From an AI standpoint, this book is quite comprehensive. In addition to basic concepts (Chapter 3) and Machine Translation (Chapter 4), it also delves into Natural Language Processing (Chapter 5), Computational Creativity (Chapter 6), and Social Robots (Chapter 7) and then concludes with AI-related Social Issues (Chapter 8) and Social Responsibility/Ethics (Chapter 9). Overall, the author’s arguments and points are convincing, with an infrequent “lacuna” or exaggeration. Here are two examples. First, Gunkel writes that “[c]ommunication has been central to the definition and demonstration of machine intelligence from the very beginning” (p. 44). Given the intended audience of communication scholars, this sounds attractive, but misses two other “central” aspects of AI: “creativity” (art, music, math proofs, etc.) and “problem-solving” (e.g. data analysis, pattern recognition). Indeed, as just noted, an entire chapter is devoted to “Computational Creativity” that threatens future mass unemployment of journalists, among other things. Even if AI would never be able to communicate in quasi-human fashion, it would be hugely useful to humanity—which is not to negate the importance of AI communication (right, Alexa?).

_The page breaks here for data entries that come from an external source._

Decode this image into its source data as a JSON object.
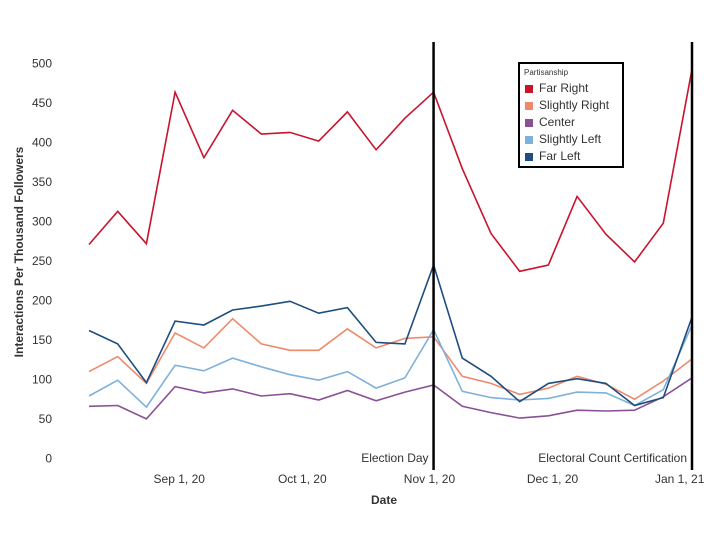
{
  "chart_data": {
    "type": "line",
    "xlabel": "Date",
    "ylabel": "Interactions Per Thousand Followers",
    "x": [
      "2020-08-10",
      "2020-08-17",
      "2020-08-24",
      "2020-08-31",
      "2020-09-07",
      "2020-09-14",
      "2020-09-21",
      "2020-09-28",
      "2020-10-05",
      "2020-10-12",
      "2020-10-19",
      "2020-10-26",
      "2020-11-02",
      "2020-11-09",
      "2020-11-16",
      "2020-11-23",
      "2020-11-30",
      "2020-12-07",
      "2020-12-14",
      "2020-12-21",
      "2020-12-28",
      "2021-01-04"
    ],
    "series": [
      {
        "name": "Far Right",
        "color": "#c8142c",
        "values": [
          272,
          314,
          273,
          465,
          382,
          442,
          412,
          414,
          403,
          440,
          392,
          432,
          465,
          368,
          286,
          238,
          246,
          333,
          285,
          250,
          299,
          494
        ]
      },
      {
        "name": "Slightly Right",
        "color": "#ee8a6c",
        "values": [
          111,
          130,
          96,
          160,
          141,
          178,
          146,
          138,
          138,
          165,
          141,
          153,
          155,
          105,
          96,
          82,
          90,
          105,
          95,
          76,
          99,
          127
        ]
      },
      {
        "name": "Center",
        "color": "#8a5096",
        "values": [
          67,
          68,
          51,
          92,
          84,
          89,
          80,
          83,
          75,
          87,
          74,
          85,
          94,
          67,
          59,
          52,
          55,
          62,
          61,
          62,
          79,
          103
        ]
      },
      {
        "name": "Slightly Left",
        "color": "#7fb1da",
        "values": [
          80,
          100,
          66,
          119,
          112,
          128,
          117,
          107,
          100,
          111,
          90,
          103,
          164,
          86,
          78,
          75,
          77,
          85,
          84,
          68,
          88,
          170
        ]
      },
      {
        "name": "Far Left",
        "color": "#1d4e7e",
        "values": [
          163,
          146,
          97,
          175,
          170,
          189,
          194,
          200,
          185,
          192,
          148,
          146,
          246,
          128,
          105,
          73,
          96,
          102,
          96,
          68,
          78,
          180
        ]
      }
    ],
    "xlim": [
      "2020-08-10",
      "2021-01-04"
    ],
    "xticks": [
      {
        "value": "2020-09-01",
        "label": "Sep 1, 20"
      },
      {
        "value": "2020-10-01",
        "label": "Oct 1, 20"
      },
      {
        "value": "2020-11-01",
        "label": "Nov 1, 20"
      },
      {
        "value": "2020-12-01",
        "label": "Dec 1, 20"
      },
      {
        "value": "2021-01-01",
        "label": "Jan 1, 21"
      }
    ],
    "ylim": [
      -15,
      540
    ],
    "yticks": [
      0,
      50,
      100,
      150,
      200,
      250,
      300,
      350,
      400,
      450,
      500
    ],
    "grid": false,
    "annotations": [
      {
        "x": "2020-11-02",
        "label": "Election Day"
      },
      {
        "x": "2021-01-04",
        "label": "Electoral Count Certification"
      }
    ],
    "legend": {
      "title": "Partisanship",
      "position": "upper right"
    }
  }
}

A second lacuna I find comes when Gunkel argues (correctly) that communication theory has to go beyond its previous approach of viewing the computer (or AI) as merely a medium (McLuhan’s “extension of man”) for human-to-human message transmission and start studying it as an object with which we can directly communicate. However, his theoretical basis for this is Kuhn’s concept of “normal [paradigm] science” (p. 49), an incorrect (or least, misleading) use of the term. “Normal science” involves theorizing about objective reality (e.g. atoms) that behave in quite predictable and highly stable fashion (quantum mechanics, notwithstanding); for example, if you get the movement of planets correctly, they won’t change much (if at all) for millennia or “forever,” so that a theoretical construct can be derived for such planetary action. Technology, however, is constantly changing in unpredictable fashion; thus, it cannot be considered to involve “normal science.” This does not mean that studying technologies (AI among them) is a useless or even necessarily a Sisyphean affair; it does mean that such a scholarly endeavor must work quite differently from “normal science.”
All in all, this is a very useful textbook on an undertaught subject. Its major strength is also its central drawback (more stylistic than substantive): a hybrid mixture of lofty theorizing and interesting philosophical ruminations, alongside down-to-earth “how-to” explanations of AI’s nitty-gritty workings, and its potential consequences. For professors who wish to broaden their students’ horizons regarding a field with growing influence on communication studies, this will entail homework to decide which pages are relevant for the level of their respective students.
In short, David Gunkel has done an excellent job here for a first-time textbook on this complex subject; hopefully, his next endeavor along these lines will produce two textbooks: one for undergraduates and another for MA/PhD students and communication scholars unfamiliar with this increasingly important field.